Par Marie-Hélène Mas
Tendres et vraies, morbides et poétiques, sensuelles et vibrantes… telles sont les premières photos de Lucien Clergue. Et c’est sans aucun doute ce qui séduit Picasso en 1953, et plus tard Jean Cocteau. De ces rencontres naissent une vraie collaboration, une longue amitié.
La première série de photos parle d’Arles, sa ville natale, ses maisons en ruine après les bombardements de 1944, ses enfants saltimbanques, ses gitans et sa corrida. Tour à tour réaliste, décalé, touchant ou cru, son jeune regard de photographe est déjà très affûté. Ces charognes luisantes et désarticulées, échouées sur la plage des Saintes-Maries-de-la-Mer, nous intriguent. Ces portraits de toreros et de taureaux baignés de sueur, de sable et de sang nous questionnent, nous choquent. Son regard bienveillant sur une communauté gitane festive et libre nous émeut.
Toutes parlent de son enfance bombardée, de son adolescence solitaire dans une France brisée qui essaie malgré tout de revivre.
Dans un coin aménagé, un banc et une télévision. Sous l’impulsion de Cocteau, Clergue tourne plusieurs films sur la corrida. Pour cet arlésien pure souche, pas de polémique, le court-métrage Le drame du taureau est un hommage aux acteurs du spectacle : le torero, son public mais surtout, le taureau mis à mort !

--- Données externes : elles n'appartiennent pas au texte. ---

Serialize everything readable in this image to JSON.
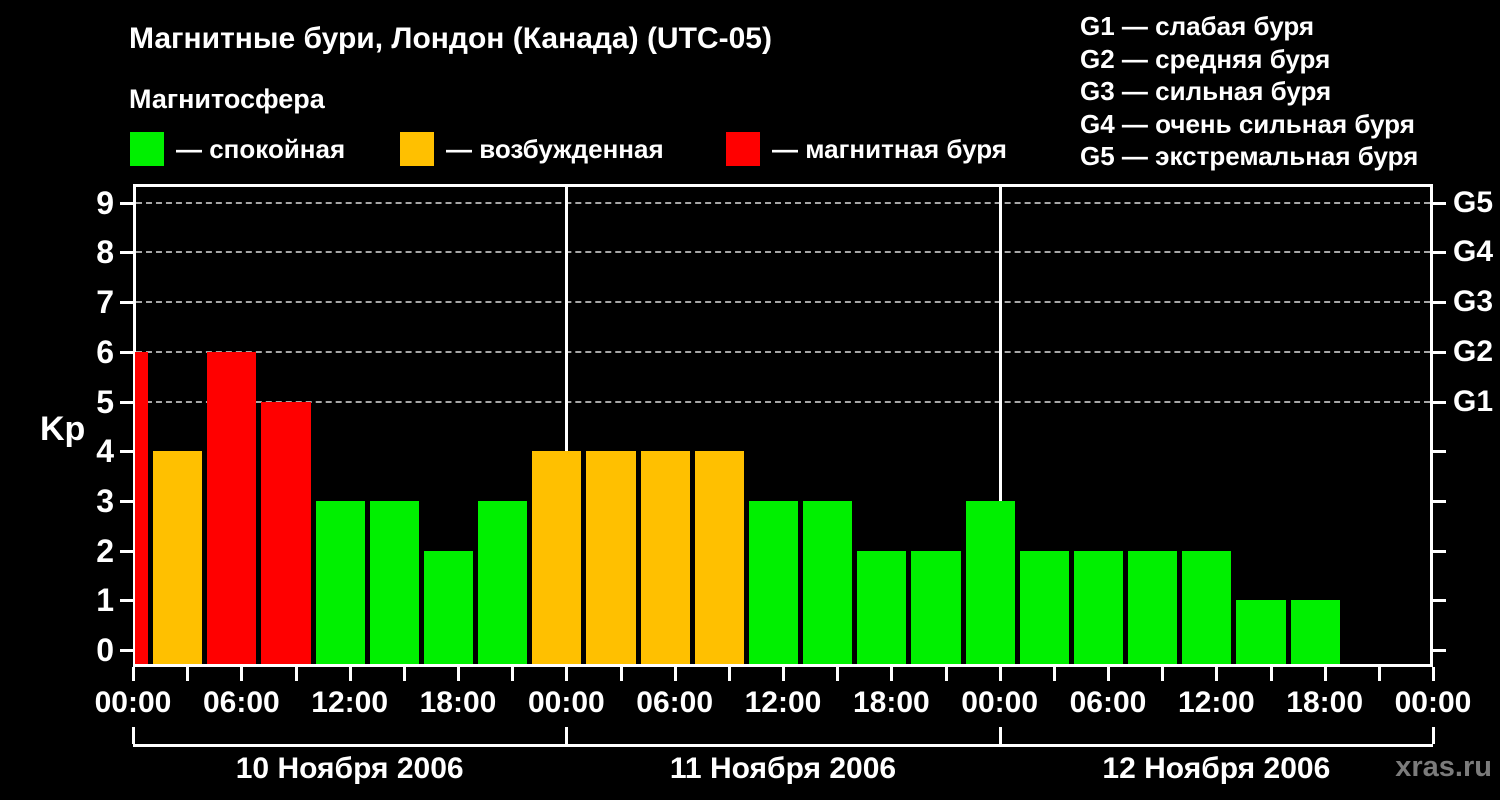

La deuxième série de photos raconte la sensualité d’un corps dans les vagues. Pas de visage, juste un nu intemporel, une peau ruisselante qui scintille sous le soleil de Camargue, un peu d’écume sur une hanche alanguie, quelques gouttes sur un sein plantureux, …
La volupté des poses, la générosité des courbes, l’énergie du mouvement n’est qu’un vibrant écho au corps maigre et maladif d’une mère qu’il a soigné, lavé, nourrit jusqu’à sa mort en 52.
La troisième série occupe un mur de plusieurs dizaines de mètres : le langage des sables. Peut-être est-ce de la poésie ? Tel un promeneur solitaire en quête de rêverie, nous suivons les empreintes en Y d’une mouette baladeuse, la rondeur d’un galet caressé par le reflux, des craquelures dans le sable comme autant de cicatrices, des algues séchées qui forment un visage clownesque, des courbes, des stries, des reflets… tout est graphique, lumineux, vrai.
Alors qu’est-ce qu’un album photo ? Avec Lucien Clergue, cela devient un livre ouvert sur la vie, la mort, la joie, l’enfance, les rêveries et les douleurs, la sensualité aussi … un livre qui parle de son auteur autant qu’il résonne chez le spectateur !
Marie-Hélène Mas
Mais comment la photo peut conduire à l’écriture ? Quels chemins de traverse doit-on emprunter ? Quelles relations ? Quelles articulations possibles entre ces 2 médias ?
Alain André, directeur pédagogique d’Aleph-écriture, et la photographe indépendante Marie Monteiro proposent quelques pistes de réponses lors d’un stage à La Rochelle. Plus d’informations, ici.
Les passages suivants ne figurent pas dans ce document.